Thyroid hormone test: Women are especially prone to having their hormones go haywire as they age. Starting at age 50, it is important to double-check that the thyroid is still producing hormones correctly. These hormones regulate everything from body temperature to your metabolism. Continue these tests every five years, or as recommended by your doctor.

 

Both

Diabetes screening: A simple blood test performed after ingesting something sugary is compared against a glucose tolerance test after you have fasted for several hours. This screening can detect Type 2 Diabetes or pre-diabetes. Diagnosing these conditions early is key to preventing the terrible outcomes of what has been called a “silent killer.”

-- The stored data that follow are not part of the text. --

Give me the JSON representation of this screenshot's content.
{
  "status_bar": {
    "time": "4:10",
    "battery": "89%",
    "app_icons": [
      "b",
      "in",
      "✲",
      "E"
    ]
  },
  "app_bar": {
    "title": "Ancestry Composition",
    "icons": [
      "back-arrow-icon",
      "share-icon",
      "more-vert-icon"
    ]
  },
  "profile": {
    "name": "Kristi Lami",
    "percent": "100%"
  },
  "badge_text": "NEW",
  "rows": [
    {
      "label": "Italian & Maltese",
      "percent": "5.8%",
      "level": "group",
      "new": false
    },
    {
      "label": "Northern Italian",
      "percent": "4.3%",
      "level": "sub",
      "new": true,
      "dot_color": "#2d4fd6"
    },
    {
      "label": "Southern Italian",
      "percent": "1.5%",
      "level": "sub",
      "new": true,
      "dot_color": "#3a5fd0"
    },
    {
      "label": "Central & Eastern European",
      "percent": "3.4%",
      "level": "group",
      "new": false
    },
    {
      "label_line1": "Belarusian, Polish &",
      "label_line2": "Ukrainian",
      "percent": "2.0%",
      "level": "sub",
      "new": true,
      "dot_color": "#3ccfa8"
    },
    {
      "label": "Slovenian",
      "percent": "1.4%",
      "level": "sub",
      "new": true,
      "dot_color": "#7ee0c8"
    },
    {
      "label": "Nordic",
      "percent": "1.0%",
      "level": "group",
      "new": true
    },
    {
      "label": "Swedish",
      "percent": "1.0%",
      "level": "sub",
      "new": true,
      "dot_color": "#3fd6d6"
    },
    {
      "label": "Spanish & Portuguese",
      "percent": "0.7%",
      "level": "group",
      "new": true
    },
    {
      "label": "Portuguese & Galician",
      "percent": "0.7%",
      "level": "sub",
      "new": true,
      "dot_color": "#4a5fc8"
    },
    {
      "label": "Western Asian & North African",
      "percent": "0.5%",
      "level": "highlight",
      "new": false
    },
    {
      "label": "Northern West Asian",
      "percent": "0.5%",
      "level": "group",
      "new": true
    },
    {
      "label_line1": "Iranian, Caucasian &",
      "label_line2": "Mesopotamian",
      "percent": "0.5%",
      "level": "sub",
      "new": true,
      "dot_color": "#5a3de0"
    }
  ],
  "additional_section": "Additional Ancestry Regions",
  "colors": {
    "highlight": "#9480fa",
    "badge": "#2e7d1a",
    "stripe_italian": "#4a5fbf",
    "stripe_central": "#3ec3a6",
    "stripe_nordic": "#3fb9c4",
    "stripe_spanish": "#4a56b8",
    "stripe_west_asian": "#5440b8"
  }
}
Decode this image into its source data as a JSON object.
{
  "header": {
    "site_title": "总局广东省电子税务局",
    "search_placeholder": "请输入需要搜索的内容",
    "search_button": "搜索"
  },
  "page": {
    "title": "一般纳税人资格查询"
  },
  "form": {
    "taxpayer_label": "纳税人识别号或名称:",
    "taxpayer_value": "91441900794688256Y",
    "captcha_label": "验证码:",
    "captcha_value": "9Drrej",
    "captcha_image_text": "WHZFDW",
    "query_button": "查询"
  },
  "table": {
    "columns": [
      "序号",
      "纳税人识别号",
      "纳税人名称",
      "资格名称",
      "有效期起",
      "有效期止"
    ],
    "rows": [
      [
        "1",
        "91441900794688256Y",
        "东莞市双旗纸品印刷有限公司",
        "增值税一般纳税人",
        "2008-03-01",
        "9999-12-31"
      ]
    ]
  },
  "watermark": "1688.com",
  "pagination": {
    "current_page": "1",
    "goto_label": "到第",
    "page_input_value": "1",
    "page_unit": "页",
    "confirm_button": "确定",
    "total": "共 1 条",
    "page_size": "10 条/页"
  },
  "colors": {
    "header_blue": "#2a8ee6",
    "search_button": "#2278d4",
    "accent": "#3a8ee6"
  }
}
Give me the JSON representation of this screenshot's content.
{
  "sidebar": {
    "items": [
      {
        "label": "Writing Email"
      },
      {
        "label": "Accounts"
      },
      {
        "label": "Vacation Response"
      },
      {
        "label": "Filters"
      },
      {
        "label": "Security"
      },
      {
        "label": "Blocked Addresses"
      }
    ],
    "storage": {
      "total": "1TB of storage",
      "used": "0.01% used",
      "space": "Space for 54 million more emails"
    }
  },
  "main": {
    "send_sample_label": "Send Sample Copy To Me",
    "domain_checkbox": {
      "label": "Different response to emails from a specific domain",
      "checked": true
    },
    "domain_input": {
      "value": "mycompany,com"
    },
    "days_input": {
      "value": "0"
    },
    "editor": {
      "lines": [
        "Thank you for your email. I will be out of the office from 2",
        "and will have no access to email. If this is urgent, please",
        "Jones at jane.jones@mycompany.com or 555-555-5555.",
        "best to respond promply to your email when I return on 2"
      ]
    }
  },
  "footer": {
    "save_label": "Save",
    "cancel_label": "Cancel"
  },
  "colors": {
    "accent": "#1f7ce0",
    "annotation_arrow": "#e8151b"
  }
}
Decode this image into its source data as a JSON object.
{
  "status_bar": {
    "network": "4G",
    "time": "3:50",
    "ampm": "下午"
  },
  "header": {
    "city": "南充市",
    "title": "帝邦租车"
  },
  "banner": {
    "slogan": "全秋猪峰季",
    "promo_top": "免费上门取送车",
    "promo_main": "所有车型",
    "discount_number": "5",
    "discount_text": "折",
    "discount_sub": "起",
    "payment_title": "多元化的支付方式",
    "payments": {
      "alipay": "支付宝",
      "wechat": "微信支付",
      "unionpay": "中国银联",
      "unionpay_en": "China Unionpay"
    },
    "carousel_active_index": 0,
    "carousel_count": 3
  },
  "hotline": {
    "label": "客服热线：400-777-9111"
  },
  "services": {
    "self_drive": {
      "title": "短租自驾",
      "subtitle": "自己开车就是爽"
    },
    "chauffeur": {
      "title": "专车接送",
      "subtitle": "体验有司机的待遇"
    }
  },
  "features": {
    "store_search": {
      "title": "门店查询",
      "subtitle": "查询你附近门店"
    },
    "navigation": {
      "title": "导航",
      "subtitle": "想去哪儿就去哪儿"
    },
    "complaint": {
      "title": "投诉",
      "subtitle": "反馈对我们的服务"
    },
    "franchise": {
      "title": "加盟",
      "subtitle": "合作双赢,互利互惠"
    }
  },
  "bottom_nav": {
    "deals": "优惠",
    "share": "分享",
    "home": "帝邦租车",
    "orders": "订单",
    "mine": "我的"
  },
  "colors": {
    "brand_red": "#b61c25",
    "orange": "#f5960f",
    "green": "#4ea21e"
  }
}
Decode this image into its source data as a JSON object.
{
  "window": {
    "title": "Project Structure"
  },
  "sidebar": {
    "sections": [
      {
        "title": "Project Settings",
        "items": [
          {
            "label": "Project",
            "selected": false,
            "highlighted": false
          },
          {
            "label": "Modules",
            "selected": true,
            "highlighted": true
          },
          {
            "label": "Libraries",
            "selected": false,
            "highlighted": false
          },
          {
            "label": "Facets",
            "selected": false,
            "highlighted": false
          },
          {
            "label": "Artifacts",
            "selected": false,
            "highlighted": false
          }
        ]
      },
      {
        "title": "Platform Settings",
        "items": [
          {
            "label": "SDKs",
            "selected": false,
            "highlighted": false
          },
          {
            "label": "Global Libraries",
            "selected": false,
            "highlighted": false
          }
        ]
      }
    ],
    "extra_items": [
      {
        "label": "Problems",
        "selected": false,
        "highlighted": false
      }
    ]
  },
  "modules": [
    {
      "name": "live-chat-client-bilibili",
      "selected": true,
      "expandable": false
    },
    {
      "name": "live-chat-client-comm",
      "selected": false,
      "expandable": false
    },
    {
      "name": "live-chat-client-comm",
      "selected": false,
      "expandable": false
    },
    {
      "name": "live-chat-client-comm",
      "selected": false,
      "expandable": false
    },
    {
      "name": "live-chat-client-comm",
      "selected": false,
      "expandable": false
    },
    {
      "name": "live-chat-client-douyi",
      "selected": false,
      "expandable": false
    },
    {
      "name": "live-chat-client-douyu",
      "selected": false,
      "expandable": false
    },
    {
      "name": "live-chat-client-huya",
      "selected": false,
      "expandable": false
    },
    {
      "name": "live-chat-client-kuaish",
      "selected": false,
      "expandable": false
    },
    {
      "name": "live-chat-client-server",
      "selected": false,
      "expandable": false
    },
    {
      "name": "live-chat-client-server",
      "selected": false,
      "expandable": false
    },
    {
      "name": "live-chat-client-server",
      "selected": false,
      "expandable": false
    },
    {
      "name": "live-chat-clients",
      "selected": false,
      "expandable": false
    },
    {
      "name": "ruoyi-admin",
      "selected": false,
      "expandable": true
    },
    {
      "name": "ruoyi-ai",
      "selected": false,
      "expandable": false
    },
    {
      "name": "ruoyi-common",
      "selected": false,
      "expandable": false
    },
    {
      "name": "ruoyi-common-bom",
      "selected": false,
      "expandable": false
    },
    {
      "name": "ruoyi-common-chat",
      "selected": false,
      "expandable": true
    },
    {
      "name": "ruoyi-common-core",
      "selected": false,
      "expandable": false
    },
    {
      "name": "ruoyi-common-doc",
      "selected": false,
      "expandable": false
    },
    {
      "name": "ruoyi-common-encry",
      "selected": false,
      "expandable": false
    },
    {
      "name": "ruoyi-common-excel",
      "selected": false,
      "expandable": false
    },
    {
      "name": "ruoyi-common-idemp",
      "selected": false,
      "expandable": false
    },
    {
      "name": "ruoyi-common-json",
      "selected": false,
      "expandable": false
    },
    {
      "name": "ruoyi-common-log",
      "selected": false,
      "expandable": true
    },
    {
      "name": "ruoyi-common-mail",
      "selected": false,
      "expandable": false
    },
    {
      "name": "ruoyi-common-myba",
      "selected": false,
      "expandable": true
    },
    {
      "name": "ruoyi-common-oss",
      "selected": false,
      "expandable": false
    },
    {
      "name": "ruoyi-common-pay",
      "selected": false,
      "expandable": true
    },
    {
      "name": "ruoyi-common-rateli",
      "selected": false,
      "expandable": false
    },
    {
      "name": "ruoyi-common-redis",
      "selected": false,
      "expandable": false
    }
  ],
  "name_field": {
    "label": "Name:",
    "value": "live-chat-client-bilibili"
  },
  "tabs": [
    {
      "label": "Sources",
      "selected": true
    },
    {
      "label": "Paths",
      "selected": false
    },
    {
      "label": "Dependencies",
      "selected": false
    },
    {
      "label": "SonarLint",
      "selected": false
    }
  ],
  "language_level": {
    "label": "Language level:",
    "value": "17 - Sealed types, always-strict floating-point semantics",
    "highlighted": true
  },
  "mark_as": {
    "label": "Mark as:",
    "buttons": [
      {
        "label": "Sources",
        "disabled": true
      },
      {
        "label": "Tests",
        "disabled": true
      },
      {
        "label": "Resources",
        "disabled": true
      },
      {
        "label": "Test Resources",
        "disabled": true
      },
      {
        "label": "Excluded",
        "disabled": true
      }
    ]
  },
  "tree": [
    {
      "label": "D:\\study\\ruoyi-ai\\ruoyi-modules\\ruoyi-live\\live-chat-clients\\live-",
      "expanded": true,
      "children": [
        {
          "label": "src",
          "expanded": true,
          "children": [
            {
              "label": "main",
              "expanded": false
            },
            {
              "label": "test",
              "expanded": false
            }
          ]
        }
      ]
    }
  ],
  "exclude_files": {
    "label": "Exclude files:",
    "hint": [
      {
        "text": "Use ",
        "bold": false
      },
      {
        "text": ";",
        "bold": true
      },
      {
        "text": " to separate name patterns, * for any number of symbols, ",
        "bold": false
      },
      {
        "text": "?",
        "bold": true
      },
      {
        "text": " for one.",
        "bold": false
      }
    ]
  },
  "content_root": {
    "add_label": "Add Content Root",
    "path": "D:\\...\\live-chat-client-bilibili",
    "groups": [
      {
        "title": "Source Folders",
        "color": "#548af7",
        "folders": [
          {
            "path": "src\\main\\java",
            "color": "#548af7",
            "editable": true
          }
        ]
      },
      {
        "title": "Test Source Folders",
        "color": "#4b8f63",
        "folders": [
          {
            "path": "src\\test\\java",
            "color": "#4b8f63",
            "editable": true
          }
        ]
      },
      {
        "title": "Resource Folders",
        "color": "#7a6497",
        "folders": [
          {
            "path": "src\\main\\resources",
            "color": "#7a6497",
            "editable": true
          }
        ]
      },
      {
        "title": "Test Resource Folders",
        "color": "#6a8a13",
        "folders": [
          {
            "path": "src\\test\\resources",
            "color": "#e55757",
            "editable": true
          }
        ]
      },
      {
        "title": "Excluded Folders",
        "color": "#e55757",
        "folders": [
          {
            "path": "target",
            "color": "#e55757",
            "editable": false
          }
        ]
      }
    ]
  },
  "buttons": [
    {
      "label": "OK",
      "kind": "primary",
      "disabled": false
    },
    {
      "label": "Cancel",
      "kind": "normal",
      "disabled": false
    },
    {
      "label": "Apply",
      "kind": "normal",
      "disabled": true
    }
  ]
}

Colonoscopy: Many people falsely assume that colonoscopies are reserved for only men, but doctors encourage men and women alike to start screening for colon cancer at age 50. People with a family history of colon cancer should begin screening even earlier, starting ten years before the age at which your family member was diagnosed.

Blood pressure: This quick test can be done as part of your regular physical exam or even in most pharmacy waiting areas. Keeping a close eye on blood pressure as you age can prevent a whole host of related issues that can affect your heart, brain, eyes and kidneys.

Cholesterol profile: Most people are safe having their cholesterol checked only once every five years, but those with a family history of heart attack or other risk factors should be screened more frequently.